While HBO’s “The Flight Attendant” and “Girls” are very different TV shows, actress Zosia Mamet has been able to connect her roles in both shows through their reflections of the human experience.
Mamet spoke about the roles during a phone interview on Friday for the release of the second season of “The Flight Attendant,” which debuts on the streaming service on April 21. Friday also happens to mark the 10-year anniversary of “Girls” — where Mamet had her breakout role alongside a cast of Lena Dunham, Allison Williams and Jemima Kirke — debuting its pilot episode.
“Obviously, they are such different shows, but mainly the thing I look for when I’m looking at jobs I want to do is that I want to be a storyteller because I think it makes people feel less alone,” she said. “At the core of telling stories, that’s always been a driving force behind them. It’s something that either helps us escape and helps us take our minds out of whatever is troubling us and at the same time we tell a story that someone can see themselves in or feel a connection to, and perhaps make them feel less lonely and comforted. In a big way that’s what ‘Girls’ did. We reflected a lot of people back to themselves and we just tried to make a really human show that we hoped was also really entertaining.”

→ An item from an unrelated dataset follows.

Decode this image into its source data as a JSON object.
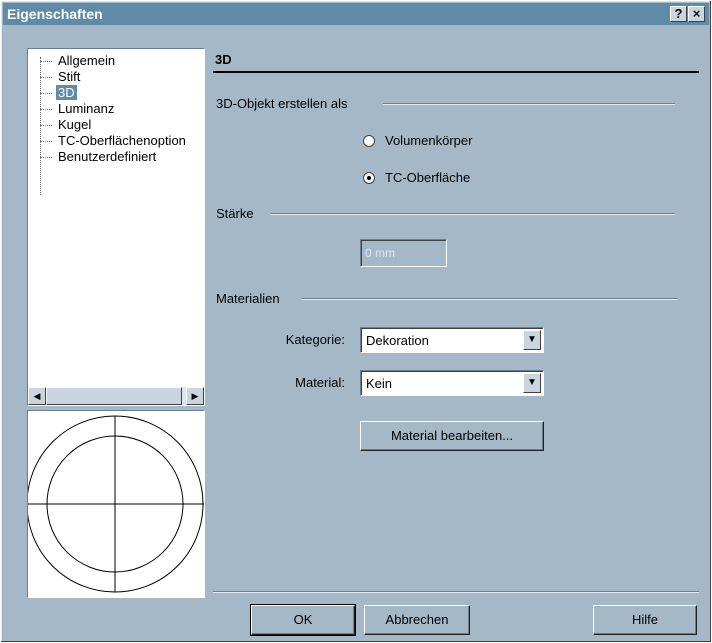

Mamet has brought this ethos to her character Annie, who the actress describes as “growing up and finding herself” in the second season of “The Flight Attendant.” Season one left off with Annie quitting her corporate lawyer job when she realized she’s not OK with her company’s practices.
“We leave her at the end of season one starting from scratch,” Mamet said. “She’s had a year off and I don’t think it’s helped her find her direction. We find her at the top of season two really uncomfortable because she’s not used to not having all of the answers or seeing the path forward. In a big way she feels like she’s lost her mojo, so I think her journey throughout season two is really finding herself again and figuring out what she wants her life to be.”

Mamet also explained her character’s dynamic with her best friend Cassie (played by Kaley Cuoco) and sort-of fiancé Max (played by Deniz Akdeniz) has changed, with her friendship with the former deepening as they’re going through their own personal struggles and her relationship with the latter being tested by Annie’s noncommittal nature.
“Max is such an exceptionally loving, supportive and patient man, and I think Annie finally finds his boundary,” she said. “I think there’s a big paradigm shift in their relationship in season two where she realizes she has to face her fear of commitment and being vulnerable and letting someone in. She has to give that up if she wants to keep Max.”
Mamet also noted she thinks viewers who were fans of season one will grow even fonder of the show with season two as it contains more thrills and is “funnier, wittier and sharper.”
She concluded that although “The Flight Attendant” is described as a “darkly comedic thriller,” she thinks the show’s human nature is what also resonates with fans, just like “Girls” did.
“’The Flight Attendant’ is a thriller in so many ways and there’s mystery, espionage and murder,” she said. “I also think at its heart, it’s also a deeply human show about how we are all flawed. We all struggle and no one is perfect. Relationships are hard, friendships are hard, being an adult is hard and addiction is exceptionally hard. Those are the types of stories that I want to be told and the types I want to tell. So, I think that was one of the biggest reasons that ‘Girls’ hit so hard, and I like to think it’s another reason why people love ‘The Flight Attendant’ so much as well.”